Neglect is not a strategy.

So sit with me and

let’s watch these fields grow wild with peaches, let’s pick them slice them bake them devour life devour these days not let them pass us by unnoticed.

If I’m tired, let me rest.

I am to here to serve, please keep showing me how.

You’re Grounded

Photo: Matthew Smith

Photo: Matthew Smith

From crushed velvet to Krishna Das tickets… I’m starting to think about Mani’s birthday. It’s both fun and problematic to want to give someone THE WHOLE WORLD. She turns 39 the day after our 2nd anniversary, and I think we’re also going to try for another weekend getaway the last weekend of September.

The truth is, I started this as a Facebook post but it’s really about being grounded. Oh, I love feeling grounded. But this morning, the only image that came to mind was of a plane. A grounded flight. Bummer. A plane that cannot take off. A plane that is stuck on the ground. A plane that will not be transporting you somewhere new, so there you are stuck in the airport for who knows how long. You go to the bookstore and look at the shelves and think about all those people who’ve written and published books. You being me, me being the plane.

Yes, this morning, I got bowled over by ungroundedness. By letting things shift and change. By not knowing exactly how things will go. I want to busy myself with thinking about Mani’s birthday and the truth is I’m down today, a little sad, a little unsure, a little needing something I’m not saying which is to win the $1,000 a week for life scratch ticket, I bought 2 of them today after riding my bike up to school to lock up Pearl’s bike, since she forgot the lock.

I feel ungrounded in my freewrite but at this point I’m just going with it rather than ditching it and coming back to write something better later. There might not be a better. There might not be a later.

What if, what if. That’s like the bird call of ungroundedness. But sometimes the plane not taking off might actually be the best thing ever, because otherwise you know, you never would’ve met that amazing person who changed your life who was also stuck in the airport that day. I love stories like that.

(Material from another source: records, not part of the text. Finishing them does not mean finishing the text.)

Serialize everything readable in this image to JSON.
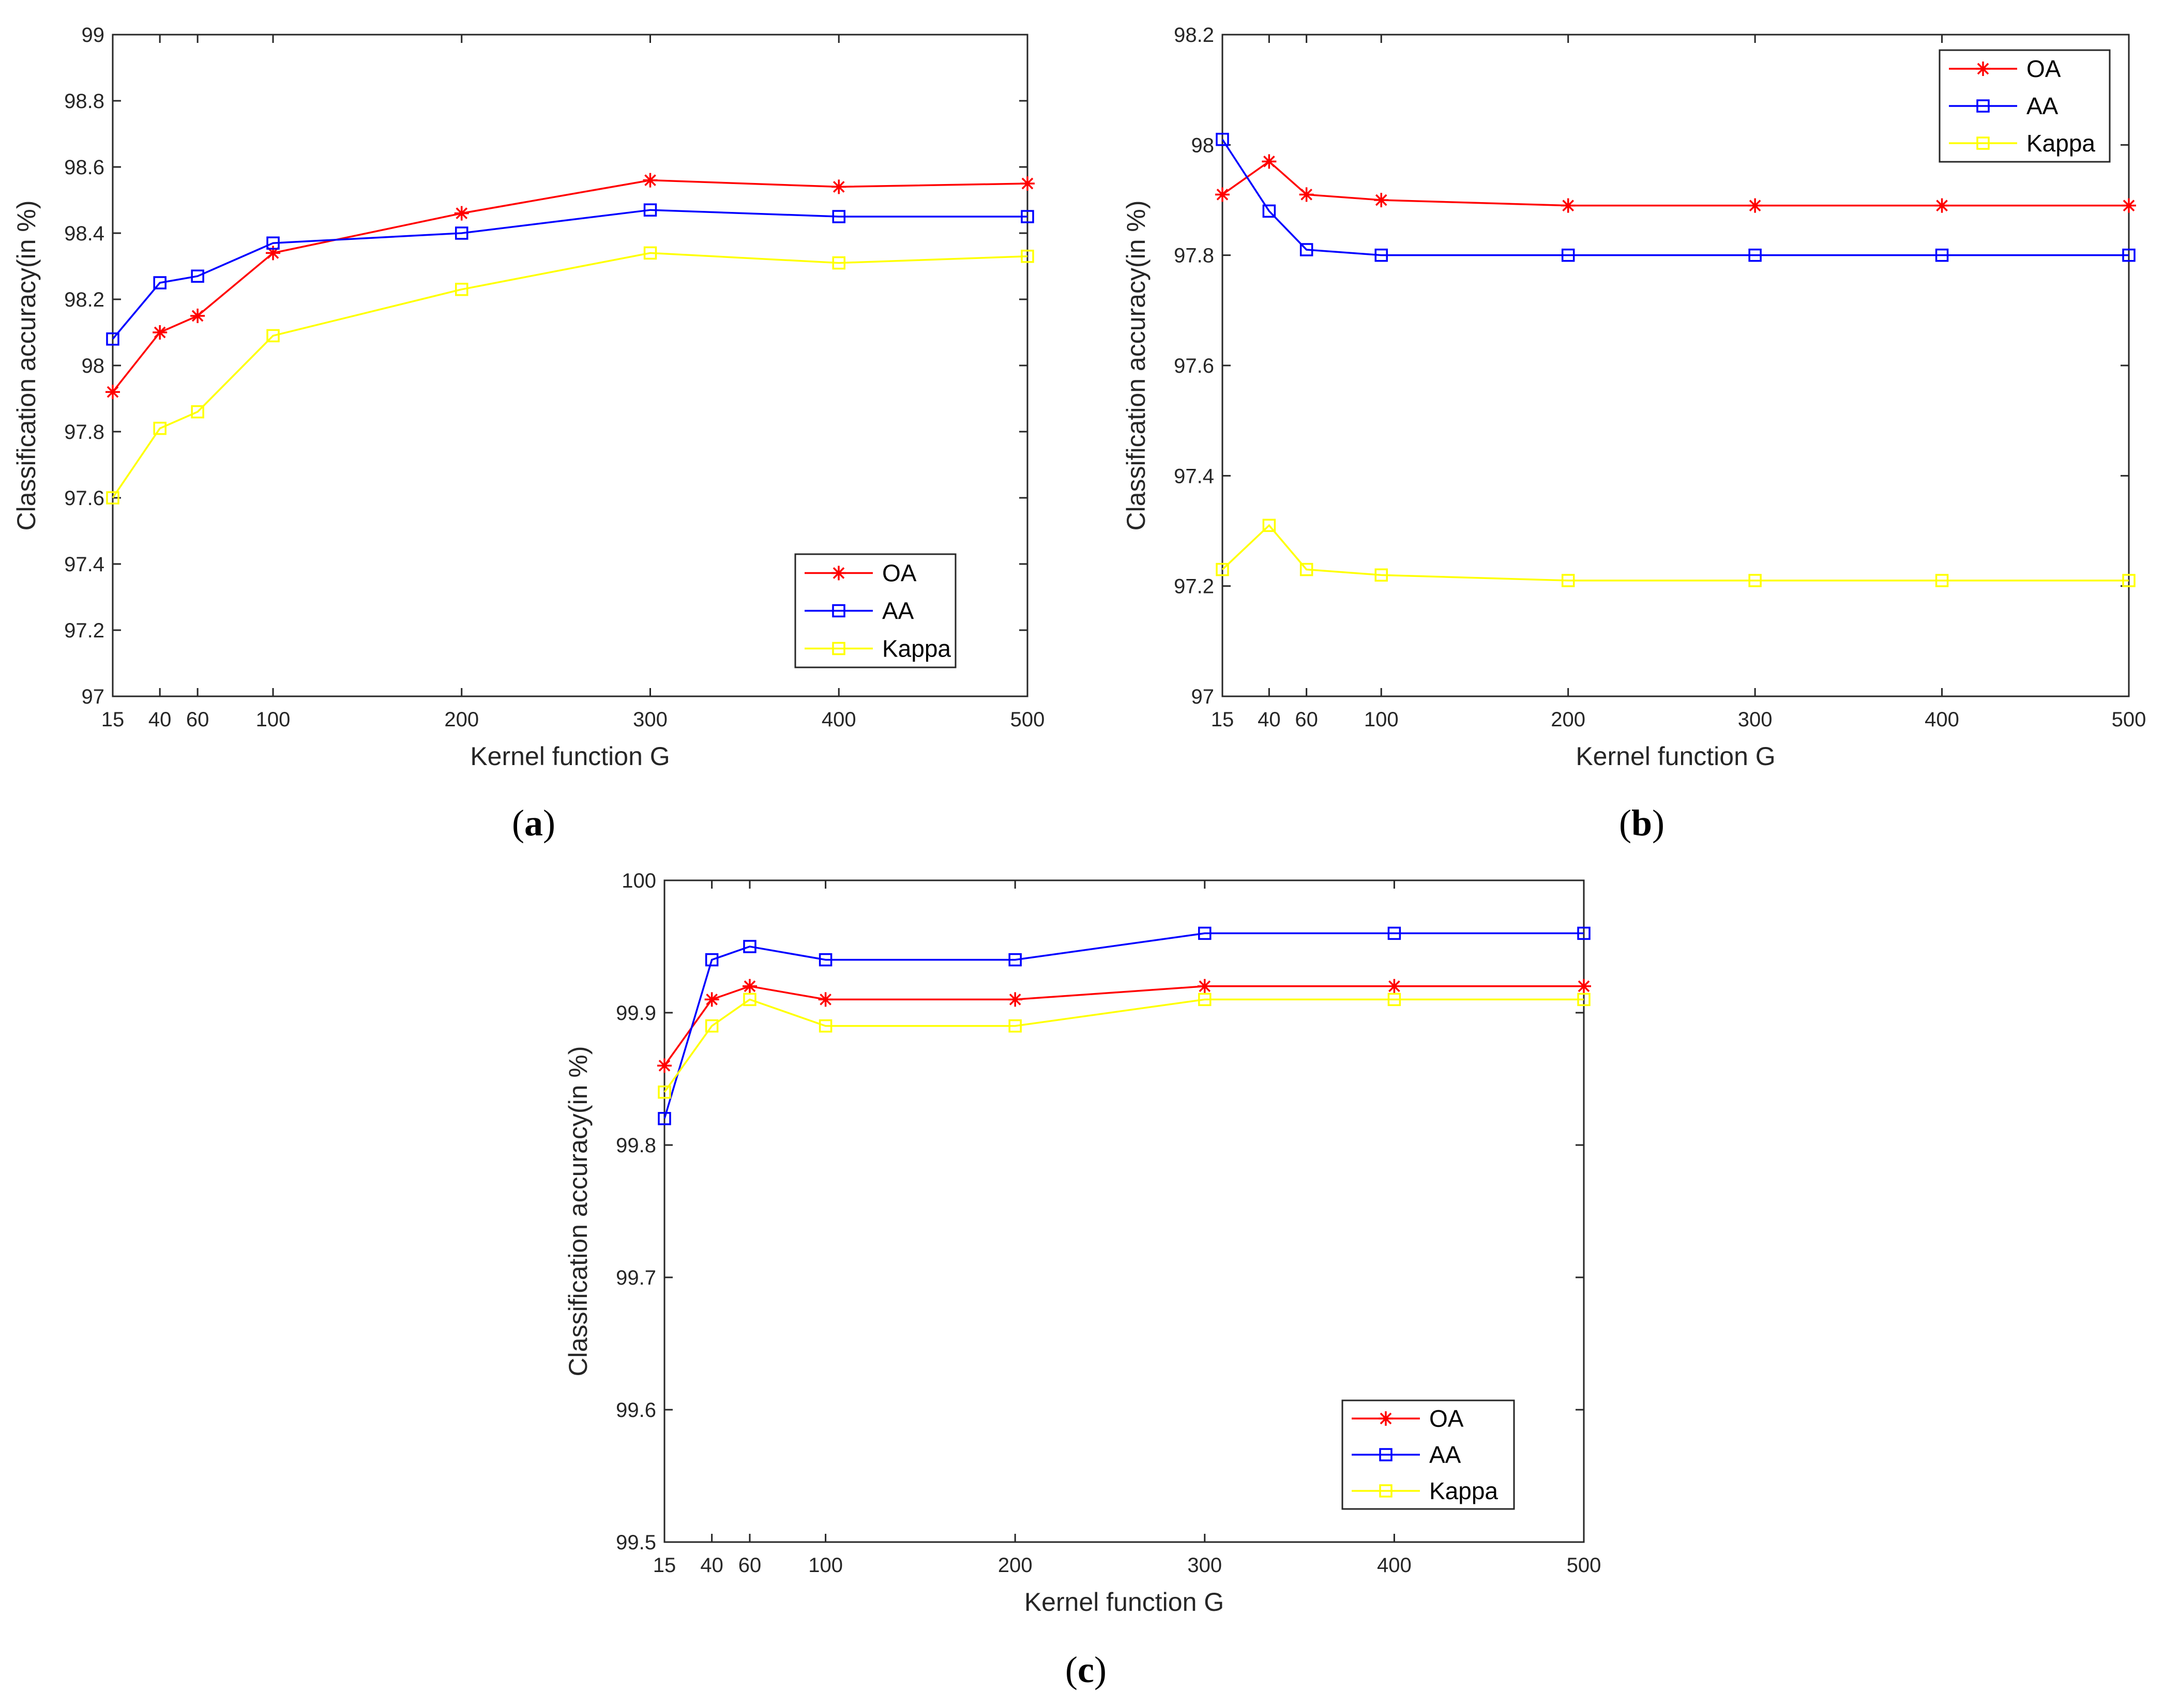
{
  "chart_data": [
    {
      "panel": "a",
      "caption": "a",
      "type": "line",
      "xlabel": "Kernel function G",
      "ylabel": "Classification accuracy(in %)",
      "x": [
        15,
        40,
        60,
        100,
        200,
        300,
        400,
        500
      ],
      "xticks": [
        "15",
        "40",
        "60",
        "100",
        "200",
        "300",
        "400",
        "500"
      ],
      "xlim": [
        15,
        500
      ],
      "ylim": [
        97,
        99
      ],
      "yticks": [
        "97",
        "97.2",
        "97.4",
        "97.6",
        "97.8",
        "98",
        "98.2",
        "98.4",
        "98.6",
        "98.8",
        "99"
      ],
      "legend_position": "bottom-right",
      "series": [
        {
          "name": "OA",
          "color": "#ff0000",
          "marker": "asterisk",
          "values": [
            97.92,
            98.1,
            98.15,
            98.34,
            98.46,
            98.56,
            98.54,
            98.55
          ]
        },
        {
          "name": "AA",
          "color": "#0000ff",
          "marker": "square",
          "values": [
            98.08,
            98.25,
            98.27,
            98.37,
            98.4,
            98.47,
            98.45,
            98.45
          ]
        },
        {
          "name": "Kappa",
          "color": "#ffff00",
          "marker": "square",
          "values": [
            97.6,
            97.81,
            97.86,
            98.09,
            98.23,
            98.34,
            98.31,
            98.33
          ]
        }
      ]
    },
    {
      "panel": "b",
      "caption": "b",
      "type": "line",
      "xlabel": "Kernel function G",
      "ylabel": "Classification accuracy(in %)",
      "x": [
        15,
        40,
        60,
        100,
        200,
        300,
        400,
        500
      ],
      "xticks": [
        "15",
        "40",
        "60",
        "100",
        "200",
        "300",
        "400",
        "500"
      ],
      "xlim": [
        15,
        500
      ],
      "ylim": [
        97,
        98.2
      ],
      "yticks": [
        "97",
        "97.2",
        "97.4",
        "97.6",
        "97.8",
        "98",
        "98.2"
      ],
      "legend_position": "top-right",
      "series": [
        {
          "name": "OA",
          "color": "#ff0000",
          "marker": "asterisk",
          "values": [
            97.91,
            97.97,
            97.91,
            97.9,
            97.89,
            97.89,
            97.89,
            97.89
          ]
        },
        {
          "name": "AA",
          "color": "#0000ff",
          "marker": "square",
          "values": [
            98.01,
            97.88,
            97.81,
            97.8,
            97.8,
            97.8,
            97.8,
            97.8
          ]
        },
        {
          "name": "Kappa",
          "color": "#ffff00",
          "marker": "square",
          "values": [
            97.23,
            97.31,
            97.23,
            97.22,
            97.21,
            97.21,
            97.21,
            97.21
          ]
        }
      ]
    },
    {
      "panel": "c",
      "caption": "c",
      "type": "line",
      "xlabel": "Kernel function G",
      "ylabel": "Classification accuracy(in %)",
      "x": [
        15,
        40,
        60,
        100,
        200,
        300,
        400,
        500
      ],
      "xticks": [
        "15",
        "40",
        "60",
        "100",
        "200",
        "300",
        "400",
        "500"
      ],
      "xlim": [
        15,
        500
      ],
      "ylim": [
        99.5,
        100
      ],
      "yticks": [
        "99.5",
        "99.6",
        "99.7",
        "99.8",
        "99.9",
        "100"
      ],
      "legend_position": "bottom-right",
      "series": [
        {
          "name": "OA",
          "color": "#ff0000",
          "marker": "asterisk",
          "values": [
            99.86,
            99.91,
            99.92,
            99.91,
            99.91,
            99.92,
            99.92,
            99.92
          ]
        },
        {
          "name": "AA",
          "color": "#0000ff",
          "marker": "square",
          "values": [
            99.82,
            99.94,
            99.95,
            99.94,
            99.94,
            99.96,
            99.96,
            99.96
          ]
        },
        {
          "name": "Kappa",
          "color": "#ffff00",
          "marker": "square",
          "values": [
            99.84,
            99.89,
            99.91,
            99.89,
            99.89,
            99.91,
            99.91,
            99.91
          ]
        }
      ]
    }
  ]
}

My what ifs so often come down to money, and then it’s easy to think, oh, it’s nice having structure and colleagues and all the grass is greener stuff. But then I remember, no, it wasn’t nicer. What’s nicer, what’s grounding, is hearing Ben Sollee playing in the other room, where she’s back on her feet at least for part of the day, and I’m sitting here typing and trusting and soon will pick Aviva up at the bus after her first day of 8th grade which is the beginning of the last year of middle school.

What’s grounding is being their mama. What’s grounding is not being scared, or being scared but feeling for what’s solid and here, letting her give me reiki, then taking a rest together because we want to and we can. What’s grounding is a good cry and telling the truth and being loved. Still being loved, even then. Especially then.

**

This was today’s 10-minute freewrite from my current 2-week writing group. From time to time I like sharing these here, because this is where I practice not only writing but showing up — unedited and imperfect and real. (I did add paragraph breaks and a few italics.)